Bach-Hauser offered further information on November 15, 2004, when it announced that DM2 had entered into an agreement to provide point of sale equipment to handle credit card payments for an entity called Taxi Diamond located in Quebec, Canada. The press release did not disclose the terms of that arrangement or any financial details – although it claims that DM2 is on a pace to have over 5,700 terminals placed by the end of 2004.

Does this mean Bach-Hauser is finally poised to acquire an operating business? Based upon the Company's earlier announcements, the road from agreement to closing can be rocky. And questions remain concerning the value of DM2 and its financial condition. Those concerns are not likely to be resolved until the Company produces audited financial information for the acquisition.

No story about Bach-Hauser would seem complete without news of a Form S-8 stock offering. The timing of the DM2 comes closely on the heels of the Company's latest Form S-8 filing. On October 5th, Bach-Hauser filed a Form S-8 registering 19 million shares of stock for the Bach Hauser, Inc. Stock Plan. The Company did not say who would be receiving those shares – although Bach-Hauser reserved the right to hand them out to directors, officers, employees, consultants and advisors.

The announcement also came just days after Bach-Hauser filed an Information Statement with the SEC declaring plans to increase the Company's authorized common stock from 41,666,667 shares to 300,000,000 shares and to create 50 million shares of preferred stock.

Although Bach-Hauser did not define the rights of the new preferred shares, the Company reserved the right to establish virtually any terms, including those governing conversion of preferred stock and voting rights. Consequently, it is conceivable that each share of preferred stock will be convertible into many shares of common stock, and will be granted extraordinary voting rights – effectively giving preferred shareholders the ability to control all corporate decisions. (nosaint's note - thats EXACTLY what I've been saying about the preferred shares in ABVG)

In a further move that consolidates power in the hands of the controlling stockholders – and consequently removes it from the hands of public investors, - the Company also declared that it was amending its Articles of Incorporation to elect not to be governed by (i) sections 78.411 through 78.444, and sections 78.2055 and 78.207of the Nevada Revised Statutes.
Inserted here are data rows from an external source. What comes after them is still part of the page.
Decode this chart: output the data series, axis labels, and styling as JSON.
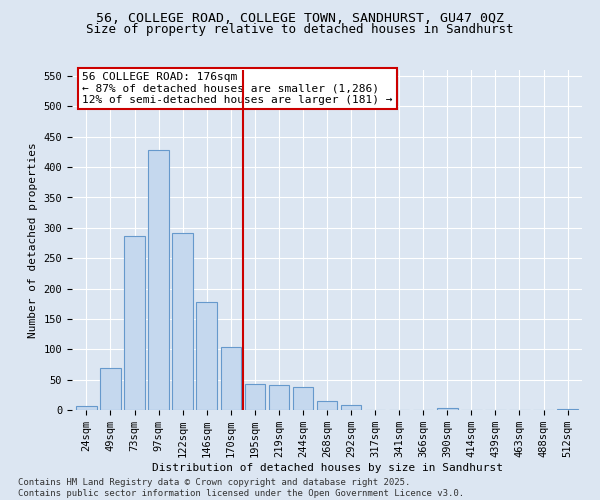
{
  "title_line1": "56, COLLEGE ROAD, COLLEGE TOWN, SANDHURST, GU47 0QZ",
  "title_line2": "Size of property relative to detached houses in Sandhurst",
  "xlabel": "Distribution of detached houses by size in Sandhurst",
  "ylabel": "Number of detached properties",
  "bar_labels": [
    "24sqm",
    "49sqm",
    "73sqm",
    "97sqm",
    "122sqm",
    "146sqm",
    "170sqm",
    "195sqm",
    "219sqm",
    "244sqm",
    "268sqm",
    "292sqm",
    "317sqm",
    "341sqm",
    "366sqm",
    "390sqm",
    "414sqm",
    "439sqm",
    "463sqm",
    "488sqm",
    "512sqm"
  ],
  "bar_values": [
    7,
    70,
    287,
    428,
    291,
    178,
    104,
    43,
    42,
    38,
    15,
    8,
    0,
    0,
    0,
    4,
    0,
    0,
    0,
    0,
    2
  ],
  "bar_color": "#c5d8ee",
  "bar_edge_color": "#6699cc",
  "vline_color": "#cc0000",
  "vline_position": 6.5,
  "annotation_title": "56 COLLEGE ROAD: 176sqm",
  "annotation_line1": "← 87% of detached houses are smaller (1,286)",
  "annotation_line2": "12% of semi-detached houses are larger (181) →",
  "annotation_box_facecolor": "#ffffff",
  "annotation_box_edgecolor": "#cc0000",
  "ylim": [
    0,
    560
  ],
  "yticks": [
    0,
    50,
    100,
    150,
    200,
    250,
    300,
    350,
    400,
    450,
    500,
    550
  ],
  "background_color": "#dce6f2",
  "plot_bg_color": "#dce6f2",
  "grid_color": "#ffffff",
  "footer_line1": "Contains HM Land Registry data © Crown copyright and database right 2025.",
  "footer_line2": "Contains public sector information licensed under the Open Government Licence v3.0.",
  "title_fontsize": 9.5,
  "subtitle_fontsize": 9,
  "axis_label_fontsize": 8,
  "tick_fontsize": 7.5,
  "annotation_fontsize": 8,
  "footer_fontsize": 6.5
}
This amendment has considerable consequences for the Company's public shareholders. Sections 78.411 through 78.444 of the Nevada Revised Statutes are designed to protect small shareholders. They limit, and in some instances prohibit the Company from entering into transactions with its controlling stockholders. Mergers, consolidations, reclassifications of shares, and the issuance of substantial blocks of stock all would fall under the restrictions imposed by these sections – except where, as here, the Company opts out of these obligations.

That's right. Nevada has adopted provisions to protect the public from a handful of individuals who may run roughshod over a company – and then given those individuals the ability to duck the statute.

Sections 78.2055 and 78.207 of the Nevada Revised Statutes also are designed to protect investors – severely curtailing the Company's ability to reduce the holdings of small shareholders, and proceed to reissue the same shares, again and again. The Nevada statute requires a company to receive approval from a majority of shareholders if it wishes to increase or reduce the number of outstanding shares (as it would in the case of a stock split or a reverse stock split) without a corresponding increase or reduction to the number of authorized shares.

Here again, the protection of the Statute is largely illusory since the company, acting through the individuals in control, can opt out of this obligation.

Is it any wonder that television networks recently had so much trouble deciding which way Nevada voters swung?